On our last night, they took us out to dinner. While we sipped from our beer bottles, Mr. Fatt pulled out a pen and a napkin. He scribbled out a Chinese character and drew a big circle.

Yuan Fen he said, pointing to the Chinese symbol. The he retraced the circle. Big world, opposite sides, but still we meet. This friendship is a special privilege.

Later I would look up the meaning of Yuan Fen and begin to love the word for the way it filled a gap in the English language for a phenomenon that I had experienced, but had never had the verbal tools to articulate.  I think ”chemistry” might be the closest word we have.

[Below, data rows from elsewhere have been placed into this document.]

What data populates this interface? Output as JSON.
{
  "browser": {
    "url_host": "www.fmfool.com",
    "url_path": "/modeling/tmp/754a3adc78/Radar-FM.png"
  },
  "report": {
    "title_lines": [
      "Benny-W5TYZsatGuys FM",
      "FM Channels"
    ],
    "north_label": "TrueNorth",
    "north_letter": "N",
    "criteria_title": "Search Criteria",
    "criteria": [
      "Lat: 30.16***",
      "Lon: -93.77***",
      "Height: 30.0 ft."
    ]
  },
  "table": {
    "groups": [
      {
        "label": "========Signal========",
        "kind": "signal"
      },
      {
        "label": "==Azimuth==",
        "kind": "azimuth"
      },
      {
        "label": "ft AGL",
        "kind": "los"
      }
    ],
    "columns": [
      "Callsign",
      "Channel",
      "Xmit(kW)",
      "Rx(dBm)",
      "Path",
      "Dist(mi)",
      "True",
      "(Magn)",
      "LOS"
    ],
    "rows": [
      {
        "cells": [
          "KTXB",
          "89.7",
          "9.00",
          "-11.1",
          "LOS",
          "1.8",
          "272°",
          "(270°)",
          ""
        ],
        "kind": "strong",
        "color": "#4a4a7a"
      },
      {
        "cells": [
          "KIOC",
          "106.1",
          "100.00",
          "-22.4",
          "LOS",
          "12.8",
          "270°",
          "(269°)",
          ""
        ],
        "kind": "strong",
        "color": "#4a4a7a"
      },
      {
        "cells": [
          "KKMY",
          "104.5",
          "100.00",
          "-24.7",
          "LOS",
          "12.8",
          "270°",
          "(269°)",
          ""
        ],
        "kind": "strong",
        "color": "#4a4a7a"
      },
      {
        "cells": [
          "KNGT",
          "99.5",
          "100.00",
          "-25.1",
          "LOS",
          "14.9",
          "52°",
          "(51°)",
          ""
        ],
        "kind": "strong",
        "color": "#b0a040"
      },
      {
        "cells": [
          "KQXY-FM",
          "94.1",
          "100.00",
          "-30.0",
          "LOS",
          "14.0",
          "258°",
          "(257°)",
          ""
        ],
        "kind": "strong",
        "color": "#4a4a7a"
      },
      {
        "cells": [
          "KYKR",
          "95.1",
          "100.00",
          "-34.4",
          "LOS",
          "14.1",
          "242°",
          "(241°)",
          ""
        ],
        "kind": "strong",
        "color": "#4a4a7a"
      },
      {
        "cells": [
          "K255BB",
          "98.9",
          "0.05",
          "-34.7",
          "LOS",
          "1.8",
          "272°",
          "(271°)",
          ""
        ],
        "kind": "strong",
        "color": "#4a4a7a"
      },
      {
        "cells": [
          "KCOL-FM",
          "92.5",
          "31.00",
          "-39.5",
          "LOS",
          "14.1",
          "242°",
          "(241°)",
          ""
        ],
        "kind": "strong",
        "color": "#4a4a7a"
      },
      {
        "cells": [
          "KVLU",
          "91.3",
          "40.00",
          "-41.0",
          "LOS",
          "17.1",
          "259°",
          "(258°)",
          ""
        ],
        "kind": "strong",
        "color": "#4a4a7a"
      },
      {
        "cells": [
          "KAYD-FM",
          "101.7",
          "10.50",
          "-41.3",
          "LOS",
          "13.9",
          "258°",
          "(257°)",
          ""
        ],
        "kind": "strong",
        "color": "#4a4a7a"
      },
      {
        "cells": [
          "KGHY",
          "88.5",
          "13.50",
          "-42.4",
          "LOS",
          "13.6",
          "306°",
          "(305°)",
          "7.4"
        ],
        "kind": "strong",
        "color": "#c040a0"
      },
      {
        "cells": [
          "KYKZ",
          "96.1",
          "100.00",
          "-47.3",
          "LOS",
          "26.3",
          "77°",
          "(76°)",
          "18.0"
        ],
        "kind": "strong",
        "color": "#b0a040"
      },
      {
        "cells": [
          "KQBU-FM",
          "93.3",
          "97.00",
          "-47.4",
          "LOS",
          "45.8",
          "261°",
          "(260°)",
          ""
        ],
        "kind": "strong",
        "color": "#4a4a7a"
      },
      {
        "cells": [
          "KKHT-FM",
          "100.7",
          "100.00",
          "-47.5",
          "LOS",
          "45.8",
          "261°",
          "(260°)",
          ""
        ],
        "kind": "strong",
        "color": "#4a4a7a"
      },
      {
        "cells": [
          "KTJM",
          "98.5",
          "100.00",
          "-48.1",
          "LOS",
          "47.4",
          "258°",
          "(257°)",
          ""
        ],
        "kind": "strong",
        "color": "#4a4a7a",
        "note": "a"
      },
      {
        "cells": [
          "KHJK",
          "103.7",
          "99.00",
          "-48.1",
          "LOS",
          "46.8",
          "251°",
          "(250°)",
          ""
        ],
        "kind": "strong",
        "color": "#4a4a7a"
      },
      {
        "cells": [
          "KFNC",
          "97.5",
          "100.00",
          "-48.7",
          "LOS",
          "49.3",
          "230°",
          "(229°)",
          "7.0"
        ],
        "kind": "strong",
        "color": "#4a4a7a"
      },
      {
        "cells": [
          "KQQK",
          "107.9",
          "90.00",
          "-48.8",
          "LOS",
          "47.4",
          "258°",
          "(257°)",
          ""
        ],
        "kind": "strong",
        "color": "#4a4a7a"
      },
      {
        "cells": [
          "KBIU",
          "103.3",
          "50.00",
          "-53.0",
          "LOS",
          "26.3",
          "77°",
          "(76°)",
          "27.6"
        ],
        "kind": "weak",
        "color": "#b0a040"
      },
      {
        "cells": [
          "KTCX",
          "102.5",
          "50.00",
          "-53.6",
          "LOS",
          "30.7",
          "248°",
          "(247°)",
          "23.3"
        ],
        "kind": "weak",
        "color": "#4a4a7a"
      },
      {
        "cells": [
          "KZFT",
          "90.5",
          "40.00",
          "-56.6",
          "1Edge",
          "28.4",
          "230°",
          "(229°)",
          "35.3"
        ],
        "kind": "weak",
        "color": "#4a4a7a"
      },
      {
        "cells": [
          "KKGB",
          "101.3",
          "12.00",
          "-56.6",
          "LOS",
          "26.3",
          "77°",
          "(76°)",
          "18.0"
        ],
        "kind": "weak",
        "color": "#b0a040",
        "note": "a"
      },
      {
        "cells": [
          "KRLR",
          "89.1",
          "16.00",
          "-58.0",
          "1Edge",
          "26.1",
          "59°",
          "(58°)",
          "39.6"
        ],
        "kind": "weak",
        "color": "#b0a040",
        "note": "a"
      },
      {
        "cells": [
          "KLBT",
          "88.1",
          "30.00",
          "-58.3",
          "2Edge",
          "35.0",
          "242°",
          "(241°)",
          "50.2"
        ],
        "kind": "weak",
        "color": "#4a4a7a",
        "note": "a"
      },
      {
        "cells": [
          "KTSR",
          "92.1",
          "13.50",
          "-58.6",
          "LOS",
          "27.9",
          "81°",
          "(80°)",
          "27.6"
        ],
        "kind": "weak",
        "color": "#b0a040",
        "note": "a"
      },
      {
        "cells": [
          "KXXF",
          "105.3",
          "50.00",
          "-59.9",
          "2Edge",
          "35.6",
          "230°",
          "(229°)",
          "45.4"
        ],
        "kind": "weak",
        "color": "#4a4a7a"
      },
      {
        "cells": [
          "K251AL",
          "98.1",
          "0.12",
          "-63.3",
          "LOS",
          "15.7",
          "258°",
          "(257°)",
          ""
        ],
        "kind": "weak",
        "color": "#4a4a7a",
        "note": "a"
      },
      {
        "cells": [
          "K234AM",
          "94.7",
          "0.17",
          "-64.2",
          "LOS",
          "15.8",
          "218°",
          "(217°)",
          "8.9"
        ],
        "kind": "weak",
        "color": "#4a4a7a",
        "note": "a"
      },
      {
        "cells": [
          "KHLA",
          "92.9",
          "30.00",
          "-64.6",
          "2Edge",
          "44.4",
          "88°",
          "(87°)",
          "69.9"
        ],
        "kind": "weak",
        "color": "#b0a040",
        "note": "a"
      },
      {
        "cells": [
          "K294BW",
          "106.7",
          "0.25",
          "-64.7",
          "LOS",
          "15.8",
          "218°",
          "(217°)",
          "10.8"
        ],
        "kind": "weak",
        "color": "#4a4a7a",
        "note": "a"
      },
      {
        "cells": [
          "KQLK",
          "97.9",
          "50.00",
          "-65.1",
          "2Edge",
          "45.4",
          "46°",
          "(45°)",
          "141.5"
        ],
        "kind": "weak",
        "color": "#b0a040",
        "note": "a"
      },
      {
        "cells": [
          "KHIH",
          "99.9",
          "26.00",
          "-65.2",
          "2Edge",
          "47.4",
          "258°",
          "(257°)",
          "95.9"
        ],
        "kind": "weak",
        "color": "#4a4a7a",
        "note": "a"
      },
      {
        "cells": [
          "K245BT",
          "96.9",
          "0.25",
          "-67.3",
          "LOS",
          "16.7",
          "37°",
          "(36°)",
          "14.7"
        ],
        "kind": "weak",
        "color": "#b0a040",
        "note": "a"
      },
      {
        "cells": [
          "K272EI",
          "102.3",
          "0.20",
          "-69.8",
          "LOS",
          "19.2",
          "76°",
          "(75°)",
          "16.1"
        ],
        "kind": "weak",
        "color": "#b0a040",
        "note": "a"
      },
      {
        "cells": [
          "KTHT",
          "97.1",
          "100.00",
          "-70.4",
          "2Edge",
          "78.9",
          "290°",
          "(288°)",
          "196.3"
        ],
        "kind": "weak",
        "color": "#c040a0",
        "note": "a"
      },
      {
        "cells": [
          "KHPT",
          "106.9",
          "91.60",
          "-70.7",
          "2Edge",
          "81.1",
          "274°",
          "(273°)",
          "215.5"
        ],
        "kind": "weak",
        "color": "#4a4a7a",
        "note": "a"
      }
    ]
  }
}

Simply put, Yean Fen is the “binding force” that links two people together in a relationship. The amount of Yuan Fen you share with someone determines the level of closeness you will achieve. It’s not just about proximity; you can live next door to someone all your life and never get to know them. This just means you have thin Yuan Fen. On the other hand, you can fall madly in love with someone, but just can’t stay together. “Have Fate without Desinty” is  a Chinese proverb used to describe this tragic condition.

The meaning can get more complicated. Some believe the phenomenon is tied to past lives and karma. As another Chinese proverb goes: It takes hundreds of reincarnations to bring two persons to ride in the same boat; it takes a thousand to bring two persons to share the same pillow.

But for me, it is enough that Yuan Fen explains how sometimes people who meet get along, or don’t get along, why friends become friends, lovers become lovers, and also why sometimes relationships break apart. It puts a word to the phenomenon of why there are people I’ve lived near for so long, yet consistently fail to maneuver the conversation passed a “hello” and yet at the same time manage to make a heart connection halfway around the world. It explains how we should find Kim Lim’s shop, and then intersect with Mr. and Mrs. Fatt, who don’t speak our language, who live thousands of miles away, and run a fruit stand in a dusty little “nowhere” town called Bidor.